Walsh, who was about 6 feet tall and weighed about 190 pounds, had just returned from a month-long wrestling camp at Iowa State University, where he worked out every day, according to friends.

Chuck Heaton, a friend and fellow football player, said Walsh had gone to bed early Sunday night after attending a dinner for last year's lettermen at Coach Henry's home. "He had just had a physical on Sunday," Heaton said, "and he had a very rigorous physical before he went to wrestling camp."

Laura Guthrie, 15, who dated Walsh since last year when they met at a Kings Park West swimming pool, said, "He was Mr. Macho, Mr. Number One . . . If you got to know him, he was adorable.
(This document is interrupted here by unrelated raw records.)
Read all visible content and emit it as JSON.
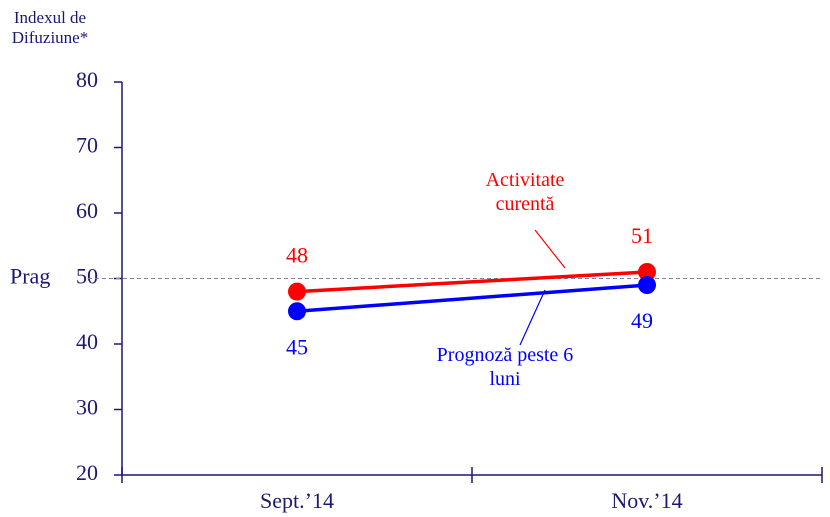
{
  "chart_data": {
    "type": "line",
    "y_axis_label": "Indexul de Difuziune*",
    "categories": [
      "Sept.’14",
      "Nov.’14"
    ],
    "series": [
      {
        "name": "Activitate curentă",
        "color": "#ff0000",
        "values": [
          48,
          51
        ]
      },
      {
        "name": "Prognoză peste 6 luni",
        "color": "#0000ff",
        "values": [
          45,
          49
        ]
      }
    ],
    "threshold": {
      "label": "Prag",
      "value": 50
    },
    "ylim": [
      20,
      80
    ],
    "yticks": [
      20,
      30,
      40,
      50,
      60,
      70,
      80
    ]
  }
}
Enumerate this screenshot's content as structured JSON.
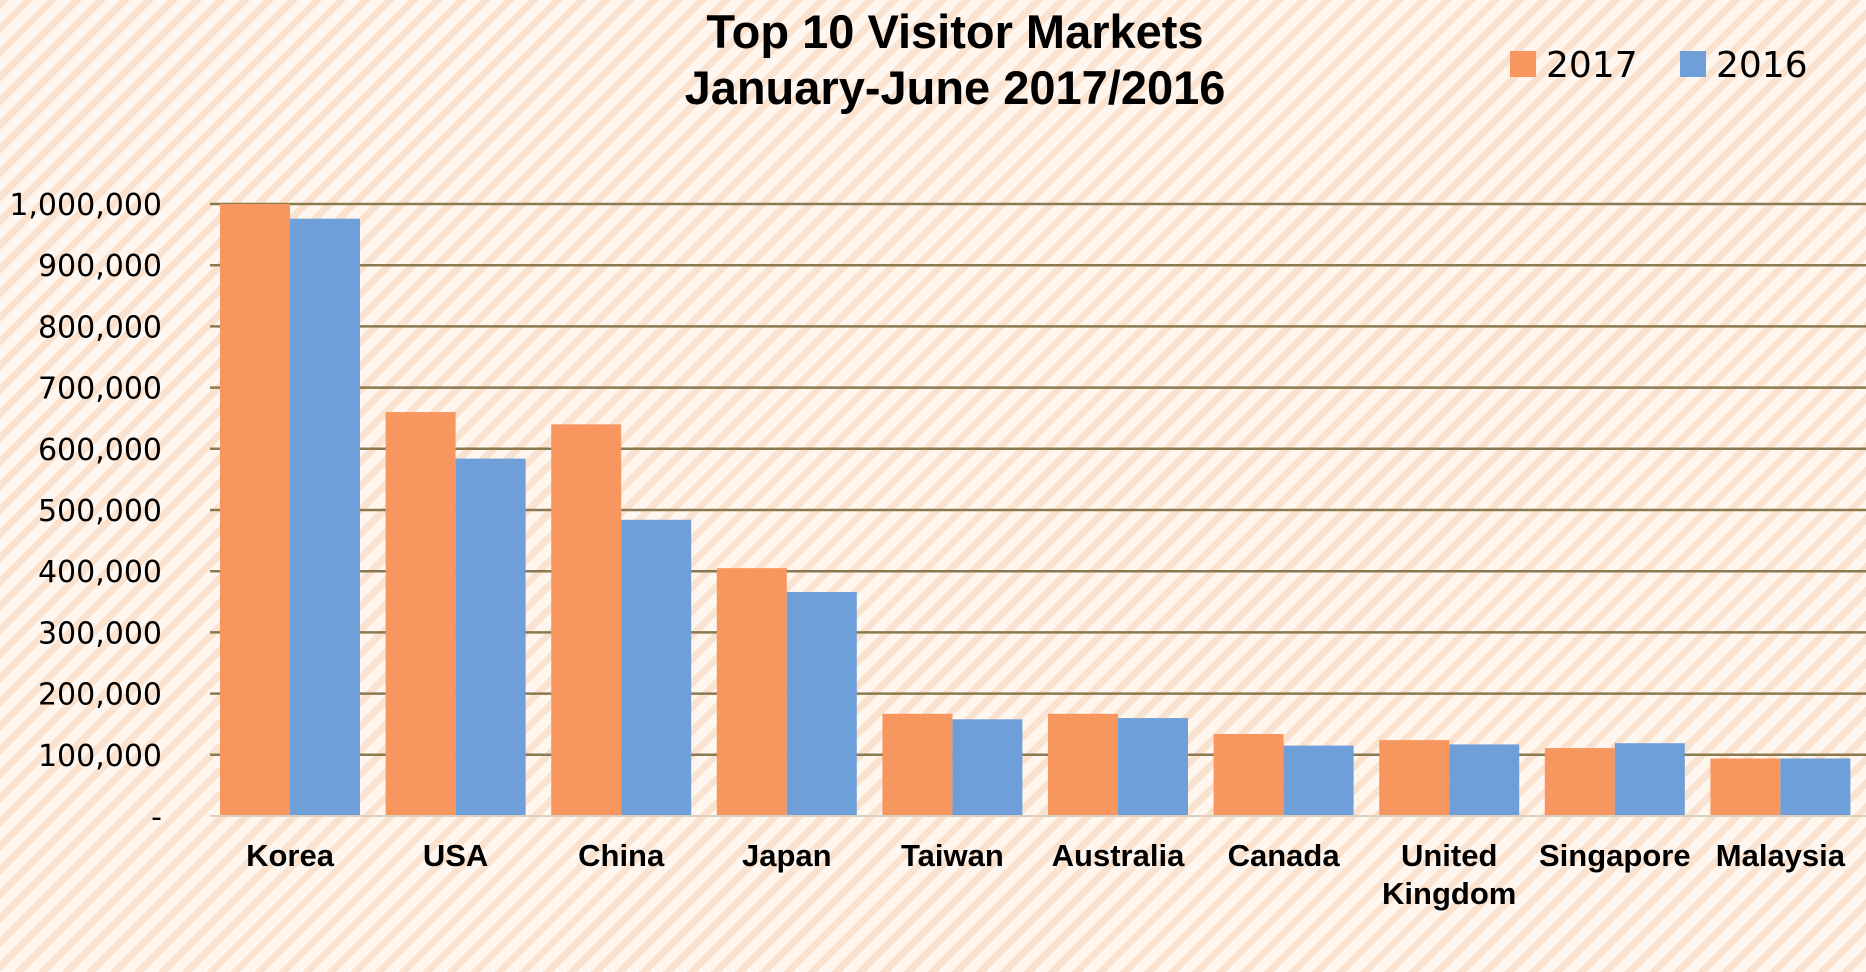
{
  "chart_data": {
    "type": "bar",
    "title": [
      "Top 10 Visitor Markets",
      "January-June 2017/2016"
    ],
    "categories": [
      "Korea",
      "USA",
      "China",
      "Japan",
      "Taiwan",
      "Australia",
      "Canada",
      "United Kingdom",
      "Singapore",
      "Malaysia"
    ],
    "category_lines": [
      [
        "Korea"
      ],
      [
        "USA"
      ],
      [
        "China"
      ],
      [
        "Japan"
      ],
      [
        "Taiwan"
      ],
      [
        "Australia"
      ],
      [
        "Canada"
      ],
      [
        "United",
        "Kingdom"
      ],
      [
        "Singapore"
      ],
      [
        "Malaysia"
      ]
    ],
    "series": [
      {
        "name": "2017",
        "color": "#f8965f",
        "values": [
          1000000,
          660000,
          640000,
          405000,
          167000,
          167000,
          134000,
          124000,
          111000,
          94000
        ]
      },
      {
        "name": "2016",
        "color": "#6f9fd8",
        "values": [
          976000,
          584000,
          484000,
          366000,
          158000,
          160000,
          115000,
          117000,
          119000,
          94000
        ]
      }
    ],
    "ylim": [
      0,
      1000000
    ],
    "yticks": [
      0,
      100000,
      200000,
      300000,
      400000,
      500000,
      600000,
      700000,
      800000,
      900000,
      1000000
    ],
    "ytick_labels": [
      "-",
      "100,000",
      "200,000",
      "300,000",
      "400,000",
      "500,000",
      "600,000",
      "700,000",
      "800,000",
      "900,000",
      "1,000,000"
    ],
    "xlabel": "",
    "ylabel": "",
    "grid": true,
    "grid_color": "#8b7a4f",
    "legend_position": "top-right"
  }
}
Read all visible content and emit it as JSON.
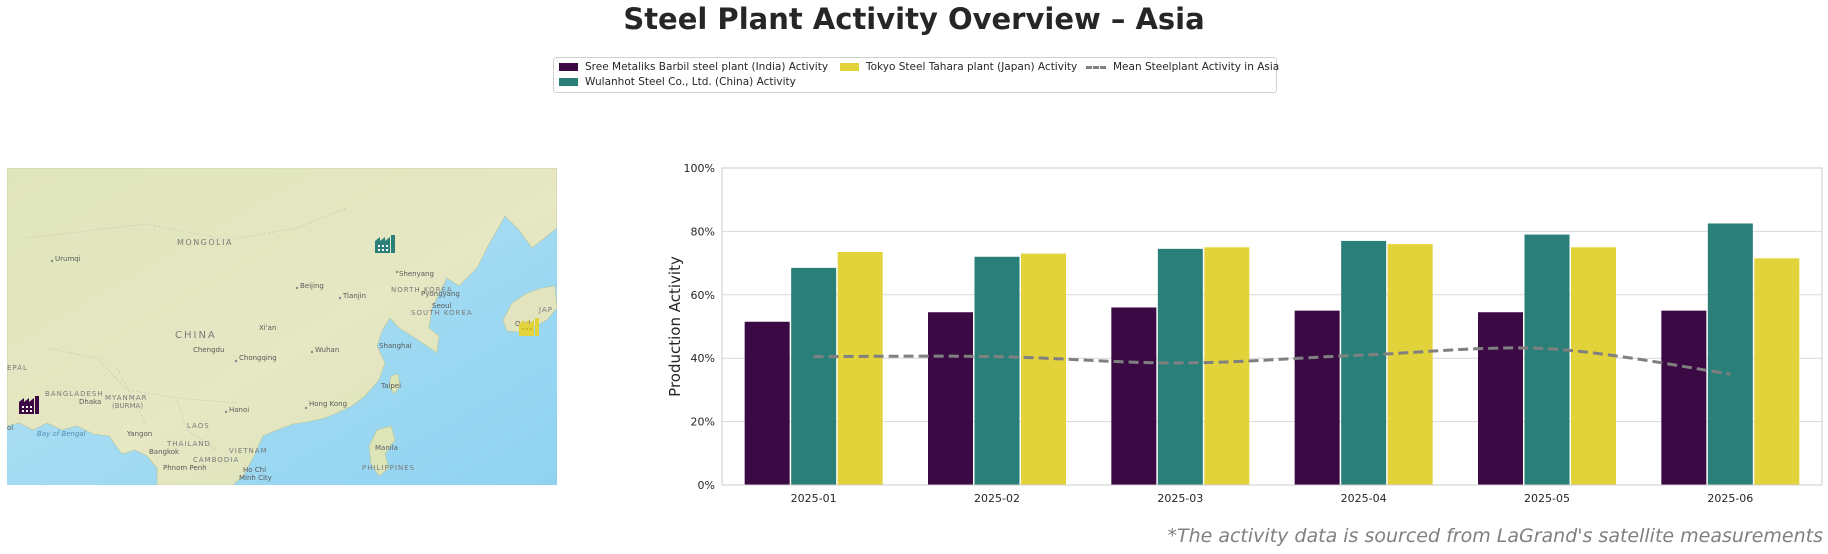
{
  "title": "Steel Plant Activity Overview – Asia",
  "footnote": "*The activity data is sourced from LaGrand's satellite measurements",
  "legend": {
    "items": [
      {
        "label": "Sree Metaliks Barbil steel plant (India) Activity",
        "color": "#3b0a45",
        "kind": "bar"
      },
      {
        "label": "Wulanhot Steel Co., Ltd. (China) Activity",
        "color": "#2a8078",
        "kind": "bar"
      },
      {
        "label": "Tokyo Steel Tahara plant (Japan) Activity",
        "color": "#e3d33b",
        "kind": "bar"
      },
      {
        "label": "Mean Steelplant Activity in Asia",
        "color": "#808080",
        "kind": "line"
      }
    ]
  },
  "map": {
    "labels": {
      "mongolia": "MONGOLIA",
      "china": "CHINA",
      "north_korea": "NORTH KOREA",
      "south_korea": "SOUTH KOREA",
      "bangladesh": "BANGLADESH",
      "myanmar": "MYANMAR",
      "burma": "(BURMA)",
      "laos": "LAOS",
      "thailand": "THAILAND",
      "vietnam": "VIETNAM",
      "cambodia": "CAMBODIA",
      "philippines": "PHILIPPINES",
      "nepal": "EPAL",
      "japan": "JAP",
      "bay_of_bengal": "Bay of Bengal",
      "urumqi": "Urumqi",
      "beijing": "Beijing",
      "tianjin": "Tianjin",
      "shenyang": "Shenyang",
      "pyongyang": "Pyongyang",
      "seoul": "Seoul",
      "xian": "Xi'an",
      "chengdu": "Chengdu",
      "chongqing": "Chongqing",
      "wuhan": "Wuhan",
      "shanghai": "Shanghai",
      "osaka": "Osak",
      "dhaka": "Dhaka",
      "taipei": "Taipei",
      "hanoi": "Hanoi",
      "hong_kong": "Hong Kong",
      "yangon": "Yangon",
      "bangkok": "Bangkok",
      "phnom_penh": "Phnom Penh",
      "ho_chi_minh": "Ho Chi",
      "minh_city": "Minh City",
      "manila": "Manila",
      "kolkata": "ol"
    },
    "markers": [
      {
        "plant": "Sree Metaliks Barbil",
        "color": "#3b0a45",
        "icon": "factory-icon"
      },
      {
        "plant": "Wulanhot Steel Co., Ltd.",
        "color": "#2a8078",
        "icon": "factory-icon"
      },
      {
        "plant": "Tokyo Steel Tahara plant",
        "color": "#e3d33b",
        "icon": "factory-icon"
      }
    ]
  },
  "chart_data": {
    "type": "bar",
    "title": "Steel Plant Activity Overview – Asia",
    "xlabel": "",
    "ylabel": "Production Activity",
    "ylim": [
      0,
      100
    ],
    "yticks": [
      0,
      20,
      40,
      60,
      80,
      100
    ],
    "ytick_labels": [
      "0%",
      "20%",
      "40%",
      "60%",
      "80%",
      "100%"
    ],
    "categories": [
      "2025-01",
      "2025-02",
      "2025-03",
      "2025-04",
      "2025-05",
      "2025-06"
    ],
    "grid": "horizontal",
    "legend_position": "top-center",
    "series": [
      {
        "name": "Sree Metaliks Barbil steel plant (India) Activity",
        "color": "#3b0a45",
        "values": [
          51.5,
          54.5,
          56,
          55,
          54.5,
          55
        ]
      },
      {
        "name": "Wulanhot Steel Co., Ltd. (China) Activity",
        "color": "#2a8078",
        "values": [
          68.5,
          72,
          74.5,
          77,
          79,
          82.5
        ]
      },
      {
        "name": "Tokyo Steel Tahara plant (Japan) Activity",
        "color": "#e3d33b",
        "values": [
          73.5,
          73,
          75,
          76,
          75,
          71.5
        ]
      }
    ],
    "line_series": {
      "name": "Mean Steelplant Activity in Asia",
      "color": "#808080",
      "style": "dashed",
      "values": [
        40.5,
        40.5,
        38.5,
        41,
        43,
        35
      ]
    }
  }
}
He was special."

Guthrie was supposed to meet Walsh after football practice. She heard the news while she was working as a lifeguard at Kings Ridge Pool in the subdivision.

Walsh had played offensive guard on last year's Robinson team, and this year was trying out for center.

He was the third of six children in the Walsh family. The oldest child, Michael, graduated from Robinson in June and Cathy, the second oldest, will be a sophomore at West Point this fall.

When Walsh collapsed during yesterday morning's inaugural practice, the temperature was about 85 degrees, the humidity about 57 percent and there was a 5-mile-an-hour wind. According to sports medicine expert Mirkin, "those conditions were not that bad." But he stressed that even a physically fit athelete could suffer a heat stroke in those conditions "if he was not acclimated to exercising in the heat."

Mirkin, who himself suffered a heat stroke during a marathon race in the 1960s, said athletes exercising in hot weather should drink a cup of water 15 minutes before any workout and periodically during the workout. He also said it takes about 14 days to become acclimated to hot-weather exercise.